We hope we are, depending on what happens with the revenue. We never say never, but our plan right now is to not do any of that next year. We have worked really hard to get our costs to the point where we still feel good about it. We are not going to put an inferior product on the air. We are not going to lessen our investment in research and marketing and promotion.
Are you going to be able to loosen up your capex budget for the stations next year?
The answer is yes, a little bit, but not as much as I would like. We are clearly looking at the things that we need to do and we’re going to do them. We did a number of things this year. We went HD where we needed to go HD. So we didn’t shut down totally. Being a privately owned company helps us in that vein as opposed to some of the public companies.
I hope that we can do a few more things next year that we perhaps put off and didn’t do this year, but I don’t see a huge shift. Then there’s also a domino theory here. You need to replace a truck. The trucks today are more compact, they use less fuel, they break less. So by putting some things off you’re just increasing your expense line. There may not be a win there. So you’ve got to be smart about how you don’t spend money, if that makes sense.
The other big cost center is syndicated programming. A lot of groups would like to cut back on license fees for their syndicated product. I assume Cox is among them.
We absolutely are. We want to be fair to our partners who have been with us a long time, but the dynamics have changed and so syndicators are going to have to change too. I think they know that. This isn’t news to anybody. They’re going to have to look at their business and see how it changes.
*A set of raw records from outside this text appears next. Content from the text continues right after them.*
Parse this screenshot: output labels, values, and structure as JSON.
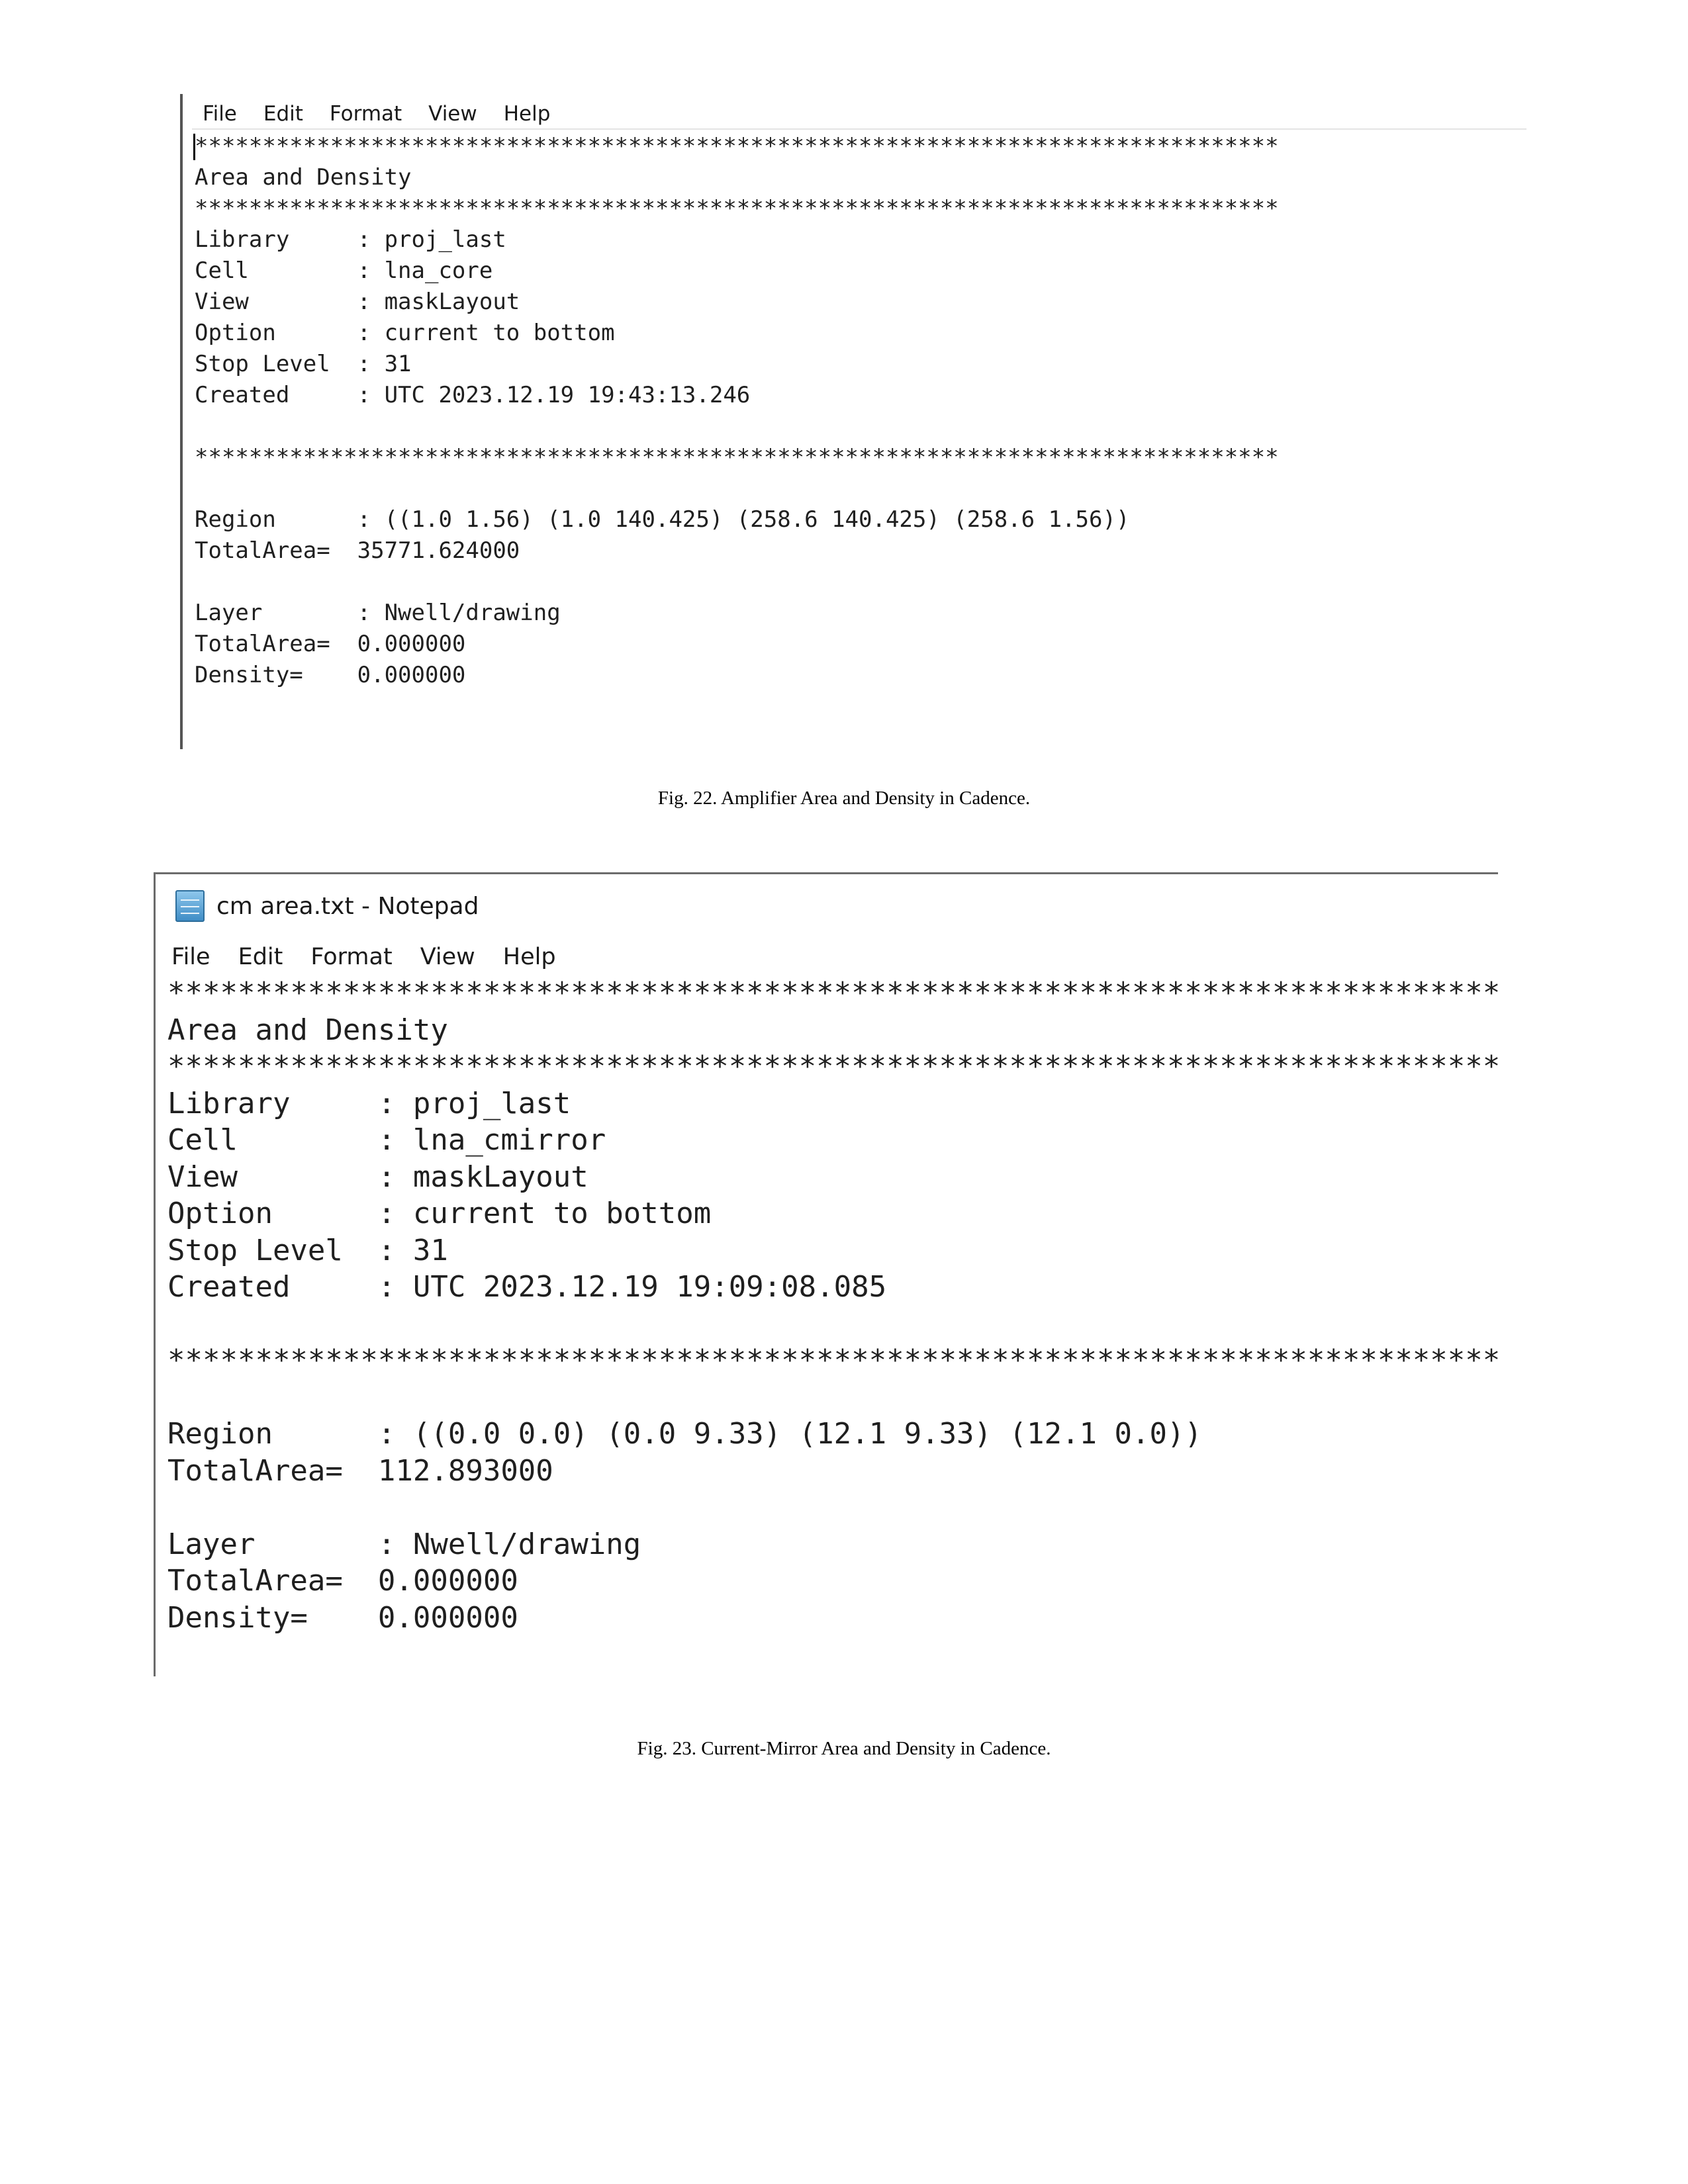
{
  "screenshot1": {
    "menu": [
      "File",
      "Edit",
      "Format",
      "View",
      "Help"
    ],
    "content": "********************************************************************************\nArea and Density\n********************************************************************************\nLibrary     : proj_last\nCell        : lna_core\nView        : maskLayout\nOption      : current to bottom\nStop Level  : 31\nCreated     : UTC 2023.12.19 19:43:13.246\n\n********************************************************************************\n\nRegion      : ((1.0 1.56) (1.0 140.425) (258.6 140.425) (258.6 1.56))\nTotalArea=  35771.624000\n\nLayer       : Nwell/drawing\nTotalArea=  0.000000\nDensity=    0.000000"
  },
  "caption1": "Fig. 22. Amplifier Area and Density in Cadence.",
  "screenshot2": {
    "window_title": "cm area.txt - Notepad",
    "menu": [
      "File",
      "Edit",
      "Format",
      "View",
      "Help"
    ],
    "content": "********************************************************************************:\nArea and Density\n********************************************************************************:\nLibrary     : proj_last\nCell        : lna_cmirror\nView        : maskLayout\nOption      : current to bottom\nStop Level  : 31\nCreated     : UTC 2023.12.19 19:09:08.085\n\n********************************************************************************:\n\nRegion      : ((0.0 0.0) (0.0 9.33) (12.1 9.33) (12.1 0.0))\nTotalArea=  112.893000\n\nLayer       : Nwell/drawing\nTotalArea=  0.000000\nDensity=    0.000000"
  },
  "caption2": "Fig. 23. Current-Mirror Area and Density in Cadence."
}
For example, if Oprah were to renew and if they were to think that they were going to get the same prices for that, you would see a big shakeout on the stations who would take her at that price. So, yeah, we’re going to see a big change.
To some extent, whether she renews is a matter of what you are willing to pay, isn’t it? She’s got to be willing to take a salary cut.
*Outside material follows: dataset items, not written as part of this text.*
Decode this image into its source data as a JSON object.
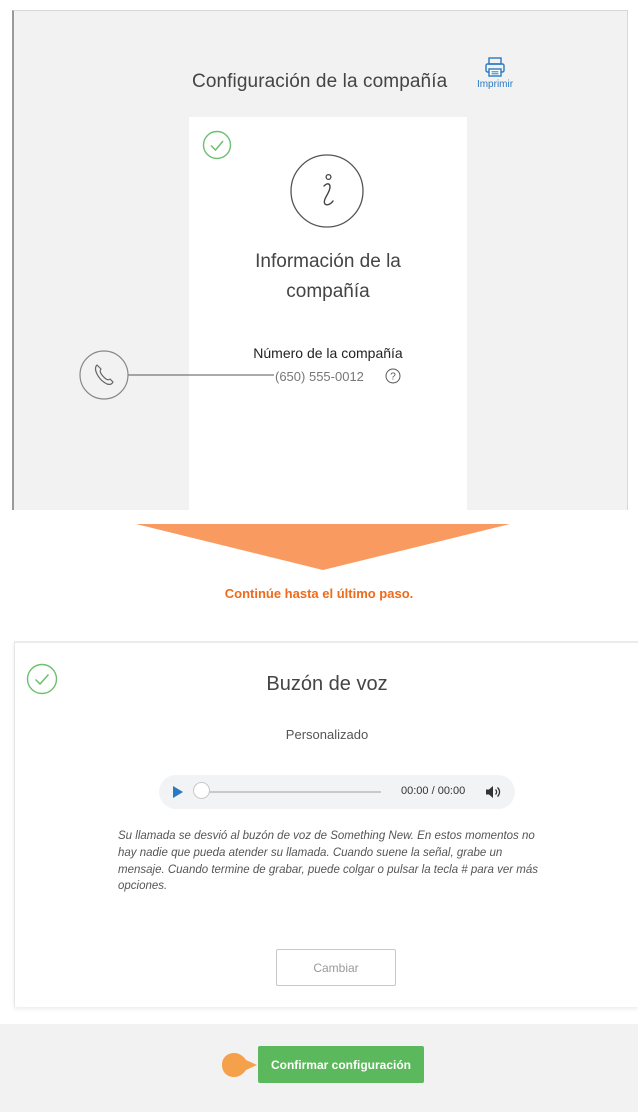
{
  "top_panel": {
    "title": "Configuración de la compañía",
    "print_label": "Imprimir",
    "print_icon": "printer-icon"
  },
  "company_card": {
    "status_icon": "check-circle-icon",
    "main_icon": "info-circle-icon",
    "title_line1": "Información de la",
    "title_line2": "compañía",
    "number_label": "Número de la compañía",
    "number_value": "(650) 555-0012",
    "help_icon": "help-icon",
    "callout_icon": "phone-icon"
  },
  "instruction": {
    "text": "Continúe hasta el último paso.",
    "color": "#f06a1a",
    "arrow_color": "#f99a60"
  },
  "voicemail": {
    "status_icon": "check-circle-icon",
    "title": "Buzón de voz",
    "subtitle": "Personalizado",
    "player": {
      "time": "00:00 / 00:00",
      "progress": 0
    },
    "message": "Su llamada se desvió al buzón de voz de Something New. En estos momentos no hay nadie que pueda atender su llamada. Cuando suene la señal, grabe un mensaje. Cuando termine de grabar, puede colgar o pulsar la tecla # para ver más opciones.",
    "change_button": "Cambiar"
  },
  "footer": {
    "confirm_button": "Confirmar configuración",
    "confirm_color": "#5cb85c",
    "pointer_color": "#f5a04a"
  }
}
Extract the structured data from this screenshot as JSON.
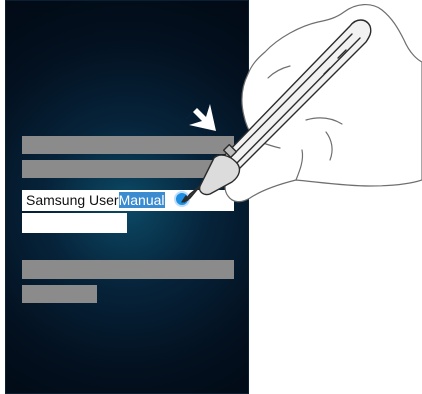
{
  "text_field": {
    "value_plain": "Samsung User",
    "value_selected": "Manual"
  },
  "icons": {
    "arrow": "drag-arrow-icon",
    "pen": "s-pen-icon",
    "hand": "hand-icon"
  },
  "colors": {
    "screen_bg": "#041424",
    "bar_gray": "#8b8b8b",
    "selection": "#3a8bd0",
    "cursor": "#1e8fe0"
  }
}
That certainly seems logical, but it’s also her passion for the show. If you look at the first three weeks of the show, clearly her passion is back. She’s doing better shows, her ratings are up and we feel good about that, but, on the other hand, for some shows, we can’t afford to continue to pay what we’ve been paying because they’re not profitable.
Would Cox be interested in getting more deeply into the TV business by buying more stations? Stations can now be had at sharp discounts off historic prices.
We’re a diversified company. Media is still an important part to us. Right now, we’re not looking at buying more traditional media. I can tell you we’re not going to buy more newspapers. I don’t think we’re going to buy more radio stations. I would doubt that we would buy more television stations, but, as I say that, alignment is always an important thing and you just never know what’s going to be out there. You are right. There are going to be some great deals out there, and I think that not only some companies, but also some individuals, will do really well with stations that are bankrupt.
For us, it’s not just a matter of owning stations. If we’re going to own them, they’re going to be the best ones around and that takes an investment and that takes some time.
This year was a year of digital broadcasting. Do you see any revenue potential from second channels or mobile? Is there any way to monetize your big investment in digital?
We’ve talked a lot about that. I think the answer is yes, but I don’t think it’s an instant jackpot. It’s little by little. The one thing that all of us in the media business have in common is that we don’t take real big dives. We kind of take smaller steps.
This might be the year where we really take some small steps and try to figure out these digital channels — what are they worth, how can I use them to serve the community, does this weather channel really make sense. We are also going to do some tests with mobile along with other broadcasters. It’s small stuff right now, but a lot of small stuff can add up to big stuff. I’ll be real interested in that answer a year from now.